20 Introducing Abisi Cultural Economic History



Man playing Idom : percussion on  iron hoe during Bori ceremony. The two faces of economy, from material production to spirituality.

Today, economy is about making money. Some even think that without money, there is no economy.

In fact, economics is about resources and entrepreneurs, people who can make a living by using ideas, natural resources and tools.

Abisi Economic History starts as soon as the “Sitting Friends” began to transform Abisi Hill from an inhabited place to a human settlement.

They developed a Hoe Agriculture Economy.

Their basic mode of subsistence was agricultural, using large iron hoes to till their fields, cultivating a wide variety of domesticated plants, practicing fallowing to maintain soil fertility and depending on rain to provide water for their crops.

Their agricultural production was able to sustain their community because they cooperated together to make it work.
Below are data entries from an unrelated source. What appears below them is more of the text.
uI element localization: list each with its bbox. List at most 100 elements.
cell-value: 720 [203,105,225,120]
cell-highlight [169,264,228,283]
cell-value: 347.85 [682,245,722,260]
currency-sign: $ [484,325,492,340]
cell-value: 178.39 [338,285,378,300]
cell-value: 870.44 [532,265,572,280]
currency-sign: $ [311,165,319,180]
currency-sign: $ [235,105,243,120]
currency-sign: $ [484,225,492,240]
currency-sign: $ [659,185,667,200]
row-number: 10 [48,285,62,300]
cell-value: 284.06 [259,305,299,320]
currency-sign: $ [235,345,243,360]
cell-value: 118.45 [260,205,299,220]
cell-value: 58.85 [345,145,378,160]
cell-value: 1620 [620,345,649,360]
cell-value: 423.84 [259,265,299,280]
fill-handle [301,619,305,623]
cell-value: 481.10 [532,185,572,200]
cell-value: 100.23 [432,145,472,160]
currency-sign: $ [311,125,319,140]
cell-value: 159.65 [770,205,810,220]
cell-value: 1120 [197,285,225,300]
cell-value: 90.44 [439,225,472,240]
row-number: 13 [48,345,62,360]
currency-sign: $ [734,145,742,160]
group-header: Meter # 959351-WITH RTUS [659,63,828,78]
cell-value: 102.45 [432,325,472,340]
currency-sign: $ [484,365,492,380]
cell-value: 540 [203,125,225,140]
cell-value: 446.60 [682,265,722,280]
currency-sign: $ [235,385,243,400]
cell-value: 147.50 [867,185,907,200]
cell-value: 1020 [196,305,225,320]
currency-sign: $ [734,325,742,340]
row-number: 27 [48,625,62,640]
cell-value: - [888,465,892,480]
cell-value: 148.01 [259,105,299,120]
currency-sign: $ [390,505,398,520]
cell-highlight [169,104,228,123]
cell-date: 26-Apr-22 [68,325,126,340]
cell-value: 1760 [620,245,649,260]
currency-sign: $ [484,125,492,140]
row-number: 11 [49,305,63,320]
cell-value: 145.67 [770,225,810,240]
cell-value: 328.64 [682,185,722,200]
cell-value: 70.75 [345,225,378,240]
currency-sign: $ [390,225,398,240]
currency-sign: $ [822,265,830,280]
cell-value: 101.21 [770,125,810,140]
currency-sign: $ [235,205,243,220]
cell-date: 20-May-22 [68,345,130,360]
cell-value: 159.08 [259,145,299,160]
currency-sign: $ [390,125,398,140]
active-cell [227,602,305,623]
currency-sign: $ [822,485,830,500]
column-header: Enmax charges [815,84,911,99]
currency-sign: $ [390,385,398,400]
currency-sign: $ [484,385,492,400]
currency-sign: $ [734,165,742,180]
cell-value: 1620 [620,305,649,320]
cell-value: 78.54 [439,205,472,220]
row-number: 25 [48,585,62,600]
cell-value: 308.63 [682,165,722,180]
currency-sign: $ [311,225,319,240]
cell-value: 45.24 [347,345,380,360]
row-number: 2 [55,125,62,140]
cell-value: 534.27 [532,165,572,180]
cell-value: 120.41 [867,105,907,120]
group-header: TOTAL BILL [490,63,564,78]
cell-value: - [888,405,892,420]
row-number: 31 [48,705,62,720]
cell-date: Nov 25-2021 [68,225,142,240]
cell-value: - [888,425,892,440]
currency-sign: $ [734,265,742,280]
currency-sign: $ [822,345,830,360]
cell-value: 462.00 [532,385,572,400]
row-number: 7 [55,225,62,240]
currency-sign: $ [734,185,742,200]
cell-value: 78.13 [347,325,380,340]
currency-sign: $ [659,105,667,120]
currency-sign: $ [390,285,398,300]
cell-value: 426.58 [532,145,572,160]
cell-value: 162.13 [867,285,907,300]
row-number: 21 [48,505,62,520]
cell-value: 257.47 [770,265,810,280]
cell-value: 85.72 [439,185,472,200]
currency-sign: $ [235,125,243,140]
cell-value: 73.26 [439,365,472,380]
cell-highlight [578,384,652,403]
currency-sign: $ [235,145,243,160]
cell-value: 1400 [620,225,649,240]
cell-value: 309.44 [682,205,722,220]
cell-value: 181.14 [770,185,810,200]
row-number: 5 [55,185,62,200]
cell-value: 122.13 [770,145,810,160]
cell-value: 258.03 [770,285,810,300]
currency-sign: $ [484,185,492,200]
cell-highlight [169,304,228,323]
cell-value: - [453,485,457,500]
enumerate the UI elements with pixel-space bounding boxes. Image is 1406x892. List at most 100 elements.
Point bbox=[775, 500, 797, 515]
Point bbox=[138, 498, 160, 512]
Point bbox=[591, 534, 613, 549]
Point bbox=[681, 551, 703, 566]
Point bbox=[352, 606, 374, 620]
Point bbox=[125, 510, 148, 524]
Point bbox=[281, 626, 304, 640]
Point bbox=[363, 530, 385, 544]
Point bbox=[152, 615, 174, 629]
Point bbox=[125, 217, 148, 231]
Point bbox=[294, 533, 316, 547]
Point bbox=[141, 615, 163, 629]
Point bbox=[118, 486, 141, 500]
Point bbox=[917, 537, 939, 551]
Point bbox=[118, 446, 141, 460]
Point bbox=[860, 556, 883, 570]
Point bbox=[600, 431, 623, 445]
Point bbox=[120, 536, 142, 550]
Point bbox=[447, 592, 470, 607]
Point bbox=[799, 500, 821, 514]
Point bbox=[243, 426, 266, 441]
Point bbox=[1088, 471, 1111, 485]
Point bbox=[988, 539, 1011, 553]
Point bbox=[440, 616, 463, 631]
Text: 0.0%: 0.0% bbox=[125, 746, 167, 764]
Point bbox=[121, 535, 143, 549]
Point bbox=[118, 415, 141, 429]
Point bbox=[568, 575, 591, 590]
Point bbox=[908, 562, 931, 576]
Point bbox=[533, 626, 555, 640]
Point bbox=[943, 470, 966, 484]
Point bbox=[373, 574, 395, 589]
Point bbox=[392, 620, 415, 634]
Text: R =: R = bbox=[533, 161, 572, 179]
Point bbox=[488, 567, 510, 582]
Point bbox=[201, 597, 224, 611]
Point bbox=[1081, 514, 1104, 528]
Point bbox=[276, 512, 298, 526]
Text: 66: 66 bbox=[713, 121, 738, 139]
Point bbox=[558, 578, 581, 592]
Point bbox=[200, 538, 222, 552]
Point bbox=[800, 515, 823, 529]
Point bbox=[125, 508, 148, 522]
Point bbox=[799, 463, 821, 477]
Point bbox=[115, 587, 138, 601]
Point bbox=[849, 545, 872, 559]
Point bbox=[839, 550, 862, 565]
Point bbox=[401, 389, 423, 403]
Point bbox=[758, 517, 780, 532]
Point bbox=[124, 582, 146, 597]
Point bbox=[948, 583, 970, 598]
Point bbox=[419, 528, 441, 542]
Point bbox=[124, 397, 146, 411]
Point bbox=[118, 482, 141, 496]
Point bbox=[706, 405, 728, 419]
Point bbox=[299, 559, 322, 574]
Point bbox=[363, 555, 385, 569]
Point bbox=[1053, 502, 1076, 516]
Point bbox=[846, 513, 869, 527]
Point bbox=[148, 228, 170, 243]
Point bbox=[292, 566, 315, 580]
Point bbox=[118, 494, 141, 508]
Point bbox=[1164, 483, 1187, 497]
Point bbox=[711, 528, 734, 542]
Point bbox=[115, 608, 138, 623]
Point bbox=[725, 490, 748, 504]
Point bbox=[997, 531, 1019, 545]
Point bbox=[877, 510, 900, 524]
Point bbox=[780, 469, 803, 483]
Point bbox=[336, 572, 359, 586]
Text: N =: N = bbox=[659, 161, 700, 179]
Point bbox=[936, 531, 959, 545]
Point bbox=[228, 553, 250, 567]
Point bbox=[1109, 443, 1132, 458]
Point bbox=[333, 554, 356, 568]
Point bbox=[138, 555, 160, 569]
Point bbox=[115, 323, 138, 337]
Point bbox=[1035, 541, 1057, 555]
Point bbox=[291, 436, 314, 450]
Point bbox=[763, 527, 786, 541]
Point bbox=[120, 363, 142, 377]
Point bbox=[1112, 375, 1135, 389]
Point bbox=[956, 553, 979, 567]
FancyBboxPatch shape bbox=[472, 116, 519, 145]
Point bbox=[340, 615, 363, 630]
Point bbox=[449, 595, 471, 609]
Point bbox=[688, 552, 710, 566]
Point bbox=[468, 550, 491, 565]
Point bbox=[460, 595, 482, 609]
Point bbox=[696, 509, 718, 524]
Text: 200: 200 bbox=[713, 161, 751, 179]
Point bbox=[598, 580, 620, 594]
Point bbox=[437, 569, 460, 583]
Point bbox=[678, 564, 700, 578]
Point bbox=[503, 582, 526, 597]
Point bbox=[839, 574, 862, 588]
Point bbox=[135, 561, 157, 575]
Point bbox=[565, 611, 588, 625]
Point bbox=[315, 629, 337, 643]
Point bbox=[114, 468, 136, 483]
They had rules to access land and raw materials, they knew how to organize work schedules, they could push people to increase their work well beyond their substance needs.

They could even deal with the adverse risk effects of poor rainfall by involving their ideas about the role of ancestors and of the “rain father”!

Their economy was embedded into their kinship institutions: fathers and sons or brothers, wives, mothers and daughters, neighbors and in-laws. But also in work and age groups.

Their “economic input” was motivated by many incentives: pride of being a successful family with many children and plenty of grain reserves, pride of being a praised hoers and pride of being able to give generous bride service to marry many women.

Even with all these economic assets at their disposal, Abisi never lived in autarky (independent) they relied on bartered products with their neighbors and imported many goods.

Their economy changed from this mostly self-substance economic model to a peasant economy when they had to pay tribute to the Zaria State.

That is when political control started to dominate their production. Zaria relied on cheap slave work and easy gains in resources by threatening smaller communities of military annihilation.

But the British colonial economy transformed these relations into a wider market economy where money was gradually introduced with the help of shell money and small metal pieces. New taxes were imposed in favor of the colonial administration,

In 1973, Pound, Shilling, and Pence had become Nairas and money was there to stay.

Local market places were finally accepted after years of resistance.